Immediately promulgated, immediately withdrawn? It would not be so easy, but the pension reform could once again find itself in difficulties before Parliament. While the legislative path of the text has come to an end and now there is no longer any recourse on this bill, another way would be considered by certain politicians to try to have these new provisions withdrawn, in particular the postponement legal retirement age from 62 to 64 years old.
After parliamentary debates limited to 15 days (National Assembly and Senate combined), numerous strikes and demonstrations since mid-January bringing together up to 3.5 million people according to the unions, but also appeals filed before the Constitutional Council , the voice of opponents of the pension reform has not been heard. Emmanuel Macron, Elisabeth Borne and the Macronist deputies and senators, helped by a few elected LRs, went to the end of their project, at all costs. Emmanuel Macron’s speech on the issue was not the sign of any mea culpa, just a regret over the lack of consensus around this major societal reform.
Why the law could pass
A consensus that want to find, for their part, deputies of the Freedoms, Independents, Overseas and Territories (LIOT) group to repeal the pension reform.

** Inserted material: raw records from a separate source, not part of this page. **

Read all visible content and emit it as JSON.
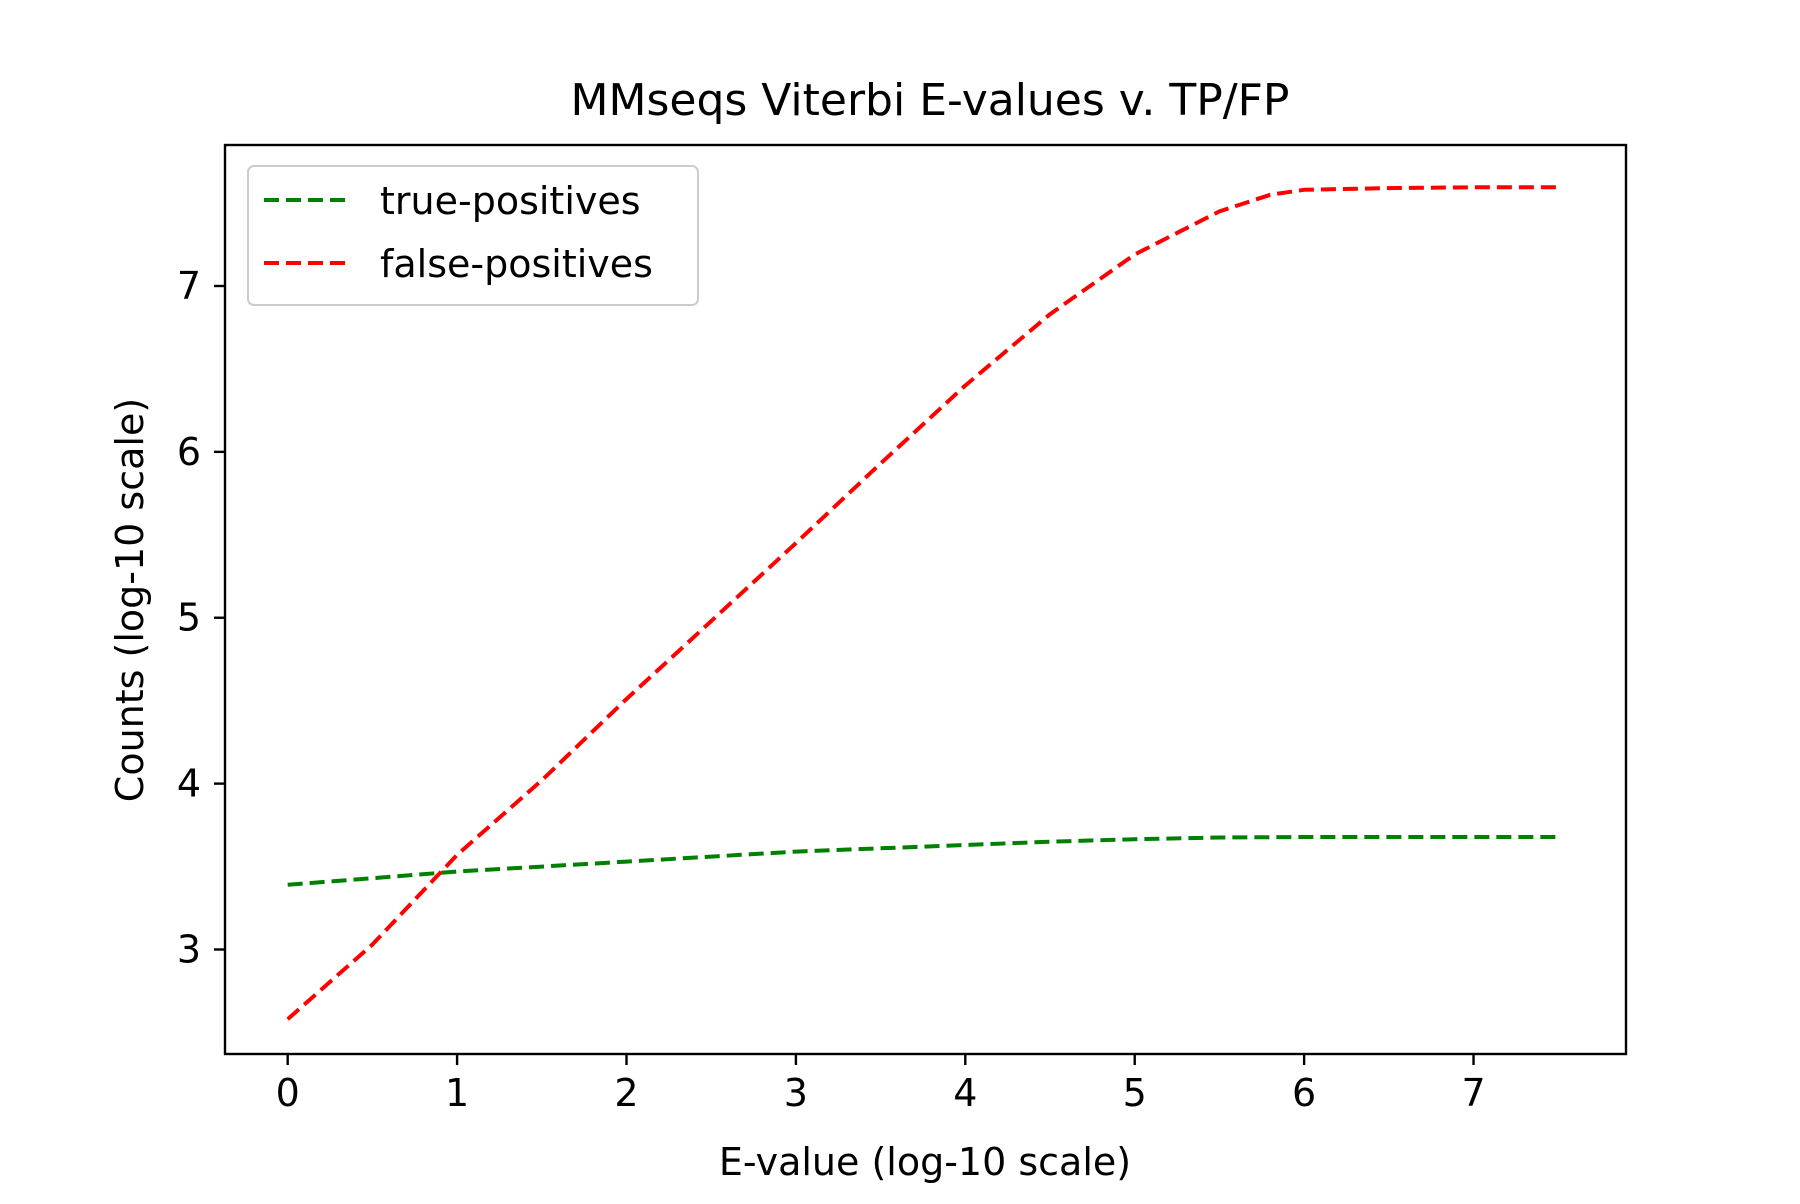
{
  "chart_data": {
    "type": "line",
    "title": "MMseqs Viterbi E-values v. TP/FP",
    "xlabel": "E-value (log-10 scale)",
    "ylabel": "Counts (log-10 scale)",
    "xlim": [
      -0.37,
      7.9
    ],
    "ylim": [
      2.37,
      7.85
    ],
    "xticks": [
      "0",
      "1",
      "2",
      "3",
      "4",
      "5",
      "6",
      "7"
    ],
    "yticks": [
      "3",
      "4",
      "5",
      "6",
      "7"
    ],
    "grid": false,
    "legend_position": "upper-left",
    "series": [
      {
        "name": "true-positives",
        "color": "#008000",
        "style": "dashed",
        "x": [
          0,
          0.5,
          1,
          1.5,
          2,
          2.5,
          3,
          3.5,
          4,
          4.5,
          5,
          5.5,
          6,
          6.5,
          7,
          7.5
        ],
        "y": [
          3.39,
          3.43,
          3.47,
          3.5,
          3.53,
          3.56,
          3.59,
          3.61,
          3.63,
          3.65,
          3.665,
          3.675,
          3.678,
          3.678,
          3.678,
          3.678
        ]
      },
      {
        "name": "false-positives",
        "color": "#ff0000",
        "style": "dashed",
        "x": [
          0,
          0.5,
          1,
          1.5,
          2,
          2.5,
          3,
          3.5,
          4,
          4.5,
          5,
          5.5,
          5.8,
          6,
          6.5,
          7,
          7.5
        ],
        "y": [
          2.58,
          3.03,
          3.57,
          4.02,
          4.51,
          4.98,
          5.45,
          5.93,
          6.4,
          6.83,
          7.19,
          7.45,
          7.55,
          7.58,
          7.59,
          7.595,
          7.595
        ]
      }
    ]
  }
}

These elected officials have an idea in mind for this: to use their parliamentary niche of June 8 – it allows any political group to have the Assembly study only its own bills for one day – to submit to the vote of the Bourbon Palace a bill to repeal the pension reform.
The LIOT group had made itself known to the general public during the vote of the motion of censure after the commitment of article 49.3 of the Constitution by Elisabeth Borne to have the text adopted by the Assembly without the vote of the deputies. This motion of censure of the government, which they had tabled, had failed by 9 votes, narrowly failing to overthrow the executive power in place. This required an absolute majority in the National Assembly.
Bis repetita with their new bill? Not so sure. Indeed, in this context, a relative majority is enough to have a text adopted, that is to say a majority of votes according to the number of voters. In the case of a positive outcome at the initiative of LIOT, it would however remain to convince the Senate, mainly in favor of the pension reform. The bill is still far from being there, but the possibility of a repeal of the pension reform does exist.